The seven-member chartered CASAC

  • Dr. Anthony (Tony) Cox, Cox Associates (Chair)

  • Dr. James Boylan, Georgia Department of Natural Resources

  • Dr. Mark Frampton, University of Rochester Medical Center

  • Dr. Sabine Lange, Texas Commission on Environmental Quality

  • Dr. Timothy Lewis, U.S. Army Corps of Engineers

  • Dr. Corey Masuca, Jefferson County (AL) Department of Health

  • Dr. Steven Packham, Utah Department of Environmental Quality

Under the Clean Air Act, CASAC is to provide advice on air quality criteria, recommending any new NAAQS or revisions of existing criteria or standards as may be appropriate as well as advising the Administrator of: areas in which additional knowledge is required to appraise the adequacy and basis of existing, new, or revised NAAQS; research efforts necessary to provide the required information; the relative contribution to air pollution concentrations of natural as well as anthropogenic activity; and any adverse public health, welfare, social, economic, or energy effects which may result from various strategies for attainment and maintenance of such NAAQS.

Following the April 2018 Presidential Memorandum on Job Creation and Domestic Manufacturing, EPA issued a memorandum laying out the following principles to reform the process for setting NAAQS: 

  • Meet statutory deadlines;

  • Address all Clean Air Act provisions for NAAQS reviews;

  • Streamline and standardize the process for development and review of key policy-relevant information;

  • Differentiate science and policy considerations in the NAAQS review process; and

  • Issue timely implementation rules or guidance following the revision of a NAAQS.

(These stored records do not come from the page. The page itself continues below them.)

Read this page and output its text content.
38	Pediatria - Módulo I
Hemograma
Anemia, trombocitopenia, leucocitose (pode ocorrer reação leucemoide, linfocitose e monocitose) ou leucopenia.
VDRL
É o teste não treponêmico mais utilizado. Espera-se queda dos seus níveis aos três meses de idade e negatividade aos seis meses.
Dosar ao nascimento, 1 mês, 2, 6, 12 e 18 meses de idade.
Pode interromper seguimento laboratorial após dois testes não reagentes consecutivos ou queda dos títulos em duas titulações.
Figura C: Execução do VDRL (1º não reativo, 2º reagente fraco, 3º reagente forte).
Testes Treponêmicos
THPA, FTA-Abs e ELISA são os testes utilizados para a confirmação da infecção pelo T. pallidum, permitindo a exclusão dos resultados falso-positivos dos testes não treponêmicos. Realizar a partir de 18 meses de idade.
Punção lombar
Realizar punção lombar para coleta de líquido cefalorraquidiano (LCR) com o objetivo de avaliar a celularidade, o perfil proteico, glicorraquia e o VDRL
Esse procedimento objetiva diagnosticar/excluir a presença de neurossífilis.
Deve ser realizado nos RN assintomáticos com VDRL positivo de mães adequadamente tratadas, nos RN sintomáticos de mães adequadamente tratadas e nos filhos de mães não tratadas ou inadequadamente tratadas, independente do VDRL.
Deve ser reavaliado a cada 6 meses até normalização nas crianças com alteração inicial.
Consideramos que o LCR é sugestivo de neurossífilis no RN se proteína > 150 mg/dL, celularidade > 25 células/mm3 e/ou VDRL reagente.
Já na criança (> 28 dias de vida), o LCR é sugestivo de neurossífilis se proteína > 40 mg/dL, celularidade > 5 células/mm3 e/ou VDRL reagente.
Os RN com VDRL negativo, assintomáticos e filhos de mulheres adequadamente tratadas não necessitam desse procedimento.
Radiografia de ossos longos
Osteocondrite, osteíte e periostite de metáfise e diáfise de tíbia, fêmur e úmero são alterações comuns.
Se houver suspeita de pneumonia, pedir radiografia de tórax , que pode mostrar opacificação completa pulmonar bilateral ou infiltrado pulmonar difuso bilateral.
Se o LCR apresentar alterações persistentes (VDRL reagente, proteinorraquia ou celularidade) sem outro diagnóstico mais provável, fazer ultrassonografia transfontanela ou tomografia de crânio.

CASAC operates pursuant to the Clean Air Act, the Federal Advisory Committee Act, and its charter, which is renewed every two years. Consistent with these authorities, the seven-member chartered CASAC will serve as the body to review key science assessments for the ongoing reviews of the ozone and particulate matter NAAQS (last revised in 2015 and 2012, respectively). In the next two weeks, EPA’s Office of Research and Development (ORD) intends to make public the draft Integrated Science Assessment for particulate matter for review and comment by CASAC and the public ahead of an in-person meeting in December. ORD also intends to hold a webinar regarding the Integrated Science Assessment for ozone in late October. EPA will also be releasing a draft Integrated Review Plan to outline the expected ozone NAAQS review process. These steps will kick off the scientific review process which will result in EPA finalizing any necessary changes to the ozone or particulate matter NAAQS by the end of 2020.